Emanuel’s suggested that state regulators aren’t doing enough to monitor premium increases, but that explanation doesn’t account for the fact that federal regulators must also sign off on premium increases.

“Now, insurance companies are required to justify rate increases of 10 percent or higher,” Health and Human Services Secretary Kathleen Sebelius said in a statement in May.  “It’s time for these companies to immediately rescind these unreasonable rate hikes, issue refunds to consumers or publicly explain their refusal to do so.”

Emanuel added that it’s not merely a problem of greedy insurance companies and lazy regulators. “The second reason is that it’s for a segment which is more risky — small businesses and individuals — not for big employers, where the pricing is a little smoother,” he said.

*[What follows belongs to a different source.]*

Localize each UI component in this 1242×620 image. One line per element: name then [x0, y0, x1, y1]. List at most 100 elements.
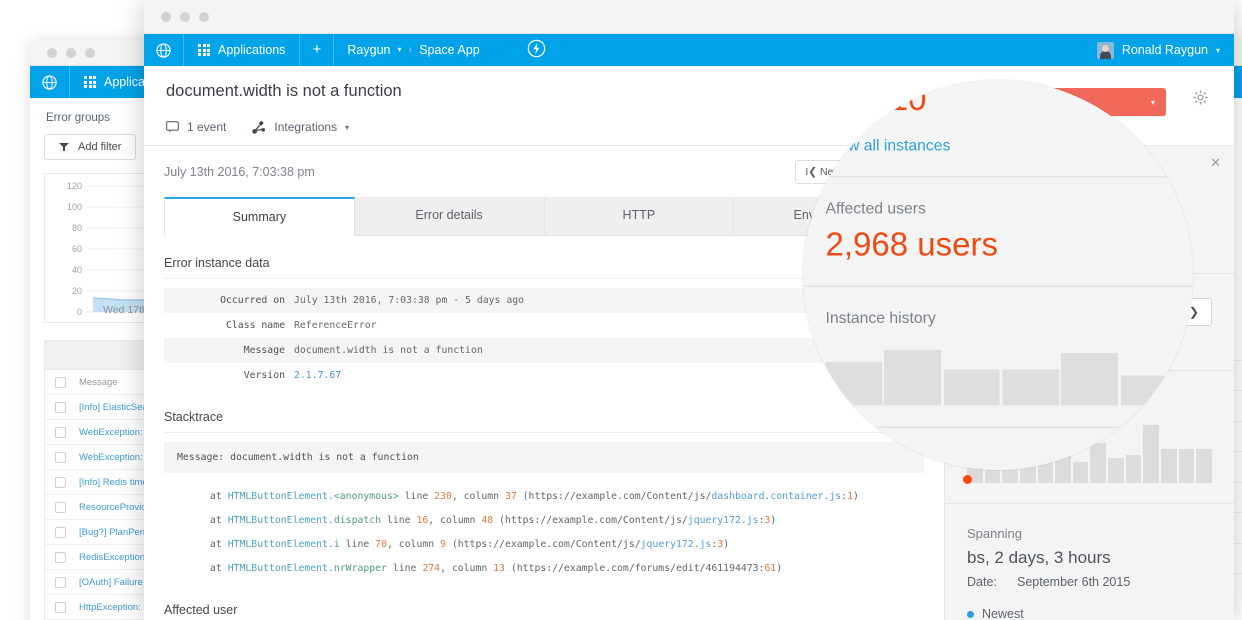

Forbes’ Avik Roy notes a new actuarial study showing that Obamacare is driving up premiums. “Our core finding is that young, single adults aged 21 to 29 and with incomes beginning at about 225 percent of the FPL, or roughly $25,000, can expect to see higher premiums than would be the case absent the ACA, even after accounting for the presence of the premium assistance,” Kurt Giesa and Chris Carlson wrote in the latest issue of Contingencies, the American Academy of Actuaries’ bimonthly magazine.

Giesa and Carlson also found that Obamacare “may increase premiums by roughly 17 percent to 20 percent for those who have preferred rates because of lower-than-average health risks” — that is, young people.

Contrary to what Emanuel said,that rate increase for young people will be exacerbated by the health insurance exchanges set to begin operating in 2014.

“I have always said when looking at this bill, that if I were a young person, I can see elements of this bill that I wouldn’t like in the short run,” Henry Aaron, vice chairman of the D.C. Health Benefits Exchange Authority, which is setting up the federal exchange in D.C., told The Washington Examiner as he confirmed that premiums for younger, healthier people will rise because of the law.